Scripture, according to the Reformers, cannot aid the “believer” in wisdom for living life. In fact, living life is not really the business of the believer for that would be works salvation—the Christian life must be EXPERIENCED only through the death and life of Christ.
This is the Reformed doctrine of mortification and vivification. The Christian mustn’t seek to learn the Scriptures and apply the principles to their lives; they must rather use the Scriptures to “gaze” upon the “saving works of Christ in all of the Bible.” This “gazing” upon the salvific works of Christ in all the Scriptures then results in a subjective “reflection” of Christ’s glory. Stars are really just huge chunks of rock floating around in space that reflect the sun’s light; in the same way, we are chunks of dead stones that merely reflect Christ’s light (glory) when we fix our sight on Him alone.
Therefore, according to the Reformed camp, the Bible is merely a tool for gospel contemplationism. Its sole purpose is not to learn more of God’s truth and better ways to love God and others, but rather a gospel narrative that enables us to see our own wretchedness more and more as set against the holiness of God.
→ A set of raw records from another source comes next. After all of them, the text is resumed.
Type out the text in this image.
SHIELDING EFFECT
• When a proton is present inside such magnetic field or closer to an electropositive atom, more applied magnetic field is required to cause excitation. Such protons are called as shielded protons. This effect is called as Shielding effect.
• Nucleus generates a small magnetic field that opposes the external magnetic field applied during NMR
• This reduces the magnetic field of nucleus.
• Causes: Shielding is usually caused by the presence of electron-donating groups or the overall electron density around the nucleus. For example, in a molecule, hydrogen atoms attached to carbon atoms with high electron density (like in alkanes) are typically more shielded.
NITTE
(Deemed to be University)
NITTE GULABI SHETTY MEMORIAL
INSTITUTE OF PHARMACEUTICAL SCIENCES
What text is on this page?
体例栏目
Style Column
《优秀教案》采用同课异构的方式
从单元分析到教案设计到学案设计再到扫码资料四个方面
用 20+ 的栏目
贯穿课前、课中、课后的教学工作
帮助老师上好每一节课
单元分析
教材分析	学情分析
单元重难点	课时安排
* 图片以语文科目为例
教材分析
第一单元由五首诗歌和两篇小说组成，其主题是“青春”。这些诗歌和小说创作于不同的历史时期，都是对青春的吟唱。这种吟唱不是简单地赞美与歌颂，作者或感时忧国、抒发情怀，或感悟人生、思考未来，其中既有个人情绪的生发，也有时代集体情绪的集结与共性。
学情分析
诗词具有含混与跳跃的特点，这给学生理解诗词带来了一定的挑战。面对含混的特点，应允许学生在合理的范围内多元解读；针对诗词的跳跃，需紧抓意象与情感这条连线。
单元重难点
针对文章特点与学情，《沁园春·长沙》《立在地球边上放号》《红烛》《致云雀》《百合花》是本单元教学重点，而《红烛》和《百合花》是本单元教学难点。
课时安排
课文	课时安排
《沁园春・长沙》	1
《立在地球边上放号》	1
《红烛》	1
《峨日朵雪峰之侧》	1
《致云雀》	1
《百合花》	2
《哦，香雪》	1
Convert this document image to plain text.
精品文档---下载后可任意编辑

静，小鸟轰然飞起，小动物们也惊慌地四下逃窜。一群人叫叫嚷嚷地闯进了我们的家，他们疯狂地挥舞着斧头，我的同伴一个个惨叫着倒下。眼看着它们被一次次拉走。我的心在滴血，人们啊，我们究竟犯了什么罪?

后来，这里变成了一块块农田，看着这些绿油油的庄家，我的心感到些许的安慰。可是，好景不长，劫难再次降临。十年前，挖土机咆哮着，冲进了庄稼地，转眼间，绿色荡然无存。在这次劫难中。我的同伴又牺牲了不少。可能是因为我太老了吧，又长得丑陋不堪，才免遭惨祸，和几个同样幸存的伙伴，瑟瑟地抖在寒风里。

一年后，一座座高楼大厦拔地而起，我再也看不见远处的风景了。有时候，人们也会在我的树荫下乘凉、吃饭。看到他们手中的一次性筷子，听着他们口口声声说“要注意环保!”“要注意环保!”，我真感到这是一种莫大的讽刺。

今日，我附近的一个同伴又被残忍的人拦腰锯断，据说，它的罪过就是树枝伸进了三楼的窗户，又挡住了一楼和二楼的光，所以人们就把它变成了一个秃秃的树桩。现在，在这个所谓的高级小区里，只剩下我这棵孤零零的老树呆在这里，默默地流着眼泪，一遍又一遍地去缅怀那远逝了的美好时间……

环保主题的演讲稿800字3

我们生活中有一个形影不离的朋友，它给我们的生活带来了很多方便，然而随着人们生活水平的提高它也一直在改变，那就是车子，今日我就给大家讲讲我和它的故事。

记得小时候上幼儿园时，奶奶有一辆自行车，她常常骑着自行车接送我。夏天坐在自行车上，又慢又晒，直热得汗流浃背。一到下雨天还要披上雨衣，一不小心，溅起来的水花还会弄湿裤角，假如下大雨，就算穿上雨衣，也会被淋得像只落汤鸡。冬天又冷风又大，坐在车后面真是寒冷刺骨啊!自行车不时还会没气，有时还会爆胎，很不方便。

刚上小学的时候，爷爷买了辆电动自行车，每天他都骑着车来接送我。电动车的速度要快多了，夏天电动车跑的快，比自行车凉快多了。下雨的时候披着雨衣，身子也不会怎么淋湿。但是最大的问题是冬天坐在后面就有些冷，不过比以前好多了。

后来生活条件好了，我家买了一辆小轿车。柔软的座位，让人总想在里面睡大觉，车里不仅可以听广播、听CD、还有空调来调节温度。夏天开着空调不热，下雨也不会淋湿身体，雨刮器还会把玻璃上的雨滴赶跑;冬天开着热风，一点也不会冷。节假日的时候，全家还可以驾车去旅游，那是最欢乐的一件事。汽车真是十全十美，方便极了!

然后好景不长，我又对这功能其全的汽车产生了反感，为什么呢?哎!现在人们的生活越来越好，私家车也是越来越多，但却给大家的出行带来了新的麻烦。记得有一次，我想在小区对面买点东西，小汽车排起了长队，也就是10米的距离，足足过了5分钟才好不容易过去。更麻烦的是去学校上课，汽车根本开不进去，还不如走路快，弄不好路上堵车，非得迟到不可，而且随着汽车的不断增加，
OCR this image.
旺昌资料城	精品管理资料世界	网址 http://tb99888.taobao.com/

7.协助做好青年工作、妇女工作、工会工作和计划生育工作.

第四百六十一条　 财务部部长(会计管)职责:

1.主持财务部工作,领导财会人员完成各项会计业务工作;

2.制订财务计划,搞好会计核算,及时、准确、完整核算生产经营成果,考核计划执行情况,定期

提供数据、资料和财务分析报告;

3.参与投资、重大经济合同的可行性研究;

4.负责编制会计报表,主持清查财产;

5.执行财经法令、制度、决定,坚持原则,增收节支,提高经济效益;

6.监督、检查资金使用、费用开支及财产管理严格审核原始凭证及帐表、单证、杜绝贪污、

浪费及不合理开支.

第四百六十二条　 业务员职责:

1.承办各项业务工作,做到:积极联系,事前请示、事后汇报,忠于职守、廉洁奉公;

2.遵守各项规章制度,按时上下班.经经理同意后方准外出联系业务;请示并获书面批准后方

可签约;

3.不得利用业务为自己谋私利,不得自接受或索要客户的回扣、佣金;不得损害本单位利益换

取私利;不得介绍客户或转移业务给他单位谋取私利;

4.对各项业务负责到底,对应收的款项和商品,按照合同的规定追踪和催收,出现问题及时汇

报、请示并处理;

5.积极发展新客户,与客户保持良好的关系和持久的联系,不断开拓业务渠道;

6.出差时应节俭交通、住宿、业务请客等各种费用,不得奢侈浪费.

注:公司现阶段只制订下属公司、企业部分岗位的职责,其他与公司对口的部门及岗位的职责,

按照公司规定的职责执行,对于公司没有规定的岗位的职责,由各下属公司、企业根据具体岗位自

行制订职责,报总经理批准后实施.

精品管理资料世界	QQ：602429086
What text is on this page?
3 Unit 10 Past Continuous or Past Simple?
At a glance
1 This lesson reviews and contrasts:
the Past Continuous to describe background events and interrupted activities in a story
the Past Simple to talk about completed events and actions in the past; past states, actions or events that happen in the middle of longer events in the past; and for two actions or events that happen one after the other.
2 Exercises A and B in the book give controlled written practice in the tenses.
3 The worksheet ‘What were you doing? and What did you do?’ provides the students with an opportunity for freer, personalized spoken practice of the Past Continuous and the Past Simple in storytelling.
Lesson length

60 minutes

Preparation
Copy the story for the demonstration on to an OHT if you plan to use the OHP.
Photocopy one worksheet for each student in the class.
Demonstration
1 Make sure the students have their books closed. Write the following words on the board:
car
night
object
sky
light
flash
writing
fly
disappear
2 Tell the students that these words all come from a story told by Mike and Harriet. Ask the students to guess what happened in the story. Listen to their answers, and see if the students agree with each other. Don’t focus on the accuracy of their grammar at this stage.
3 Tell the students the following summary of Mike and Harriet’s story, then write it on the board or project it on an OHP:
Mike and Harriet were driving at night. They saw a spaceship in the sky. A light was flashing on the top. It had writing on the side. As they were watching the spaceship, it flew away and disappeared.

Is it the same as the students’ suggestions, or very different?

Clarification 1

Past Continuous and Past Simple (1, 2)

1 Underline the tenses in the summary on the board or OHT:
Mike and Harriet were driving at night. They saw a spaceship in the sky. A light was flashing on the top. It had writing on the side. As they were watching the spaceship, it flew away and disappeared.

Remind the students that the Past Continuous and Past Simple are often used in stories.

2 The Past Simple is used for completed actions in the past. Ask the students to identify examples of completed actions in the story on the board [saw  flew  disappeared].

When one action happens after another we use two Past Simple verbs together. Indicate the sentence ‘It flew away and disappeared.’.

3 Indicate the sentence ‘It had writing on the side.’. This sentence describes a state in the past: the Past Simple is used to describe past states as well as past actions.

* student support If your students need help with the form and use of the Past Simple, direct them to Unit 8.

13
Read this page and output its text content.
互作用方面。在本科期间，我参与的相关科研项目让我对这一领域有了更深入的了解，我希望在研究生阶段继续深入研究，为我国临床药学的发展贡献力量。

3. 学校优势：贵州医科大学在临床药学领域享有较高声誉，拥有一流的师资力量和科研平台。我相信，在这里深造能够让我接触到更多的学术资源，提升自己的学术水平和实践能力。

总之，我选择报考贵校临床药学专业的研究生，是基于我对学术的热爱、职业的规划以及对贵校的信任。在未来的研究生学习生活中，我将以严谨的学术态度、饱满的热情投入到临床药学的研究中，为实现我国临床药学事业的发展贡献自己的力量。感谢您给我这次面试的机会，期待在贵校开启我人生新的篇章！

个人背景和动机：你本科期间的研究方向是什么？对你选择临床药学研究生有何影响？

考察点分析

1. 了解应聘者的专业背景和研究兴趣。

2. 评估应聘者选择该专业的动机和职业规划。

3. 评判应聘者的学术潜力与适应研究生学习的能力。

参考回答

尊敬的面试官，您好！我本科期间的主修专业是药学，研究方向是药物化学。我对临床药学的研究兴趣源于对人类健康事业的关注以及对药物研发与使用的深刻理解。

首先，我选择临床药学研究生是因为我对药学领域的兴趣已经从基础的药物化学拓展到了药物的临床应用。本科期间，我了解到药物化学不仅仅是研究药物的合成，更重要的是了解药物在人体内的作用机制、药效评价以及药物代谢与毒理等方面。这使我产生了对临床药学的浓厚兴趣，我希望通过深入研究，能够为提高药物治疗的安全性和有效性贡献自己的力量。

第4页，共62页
This results in more and more gratitude for the cross which results in Christ’s glory being REFLECTED from our dead, worthless selves.
This is the crux of the Reformed Redemptive Historical hermeneutic. It calls for seeing and interpreting all reality through the suffering of the cross, or the works of Christ seen in the Scriptures. Biblical imperatives are not anything that we are to do, but rather show us what Christ has already done for us.
Scripture alone for seeing Christ alone, so we can live by faith alone.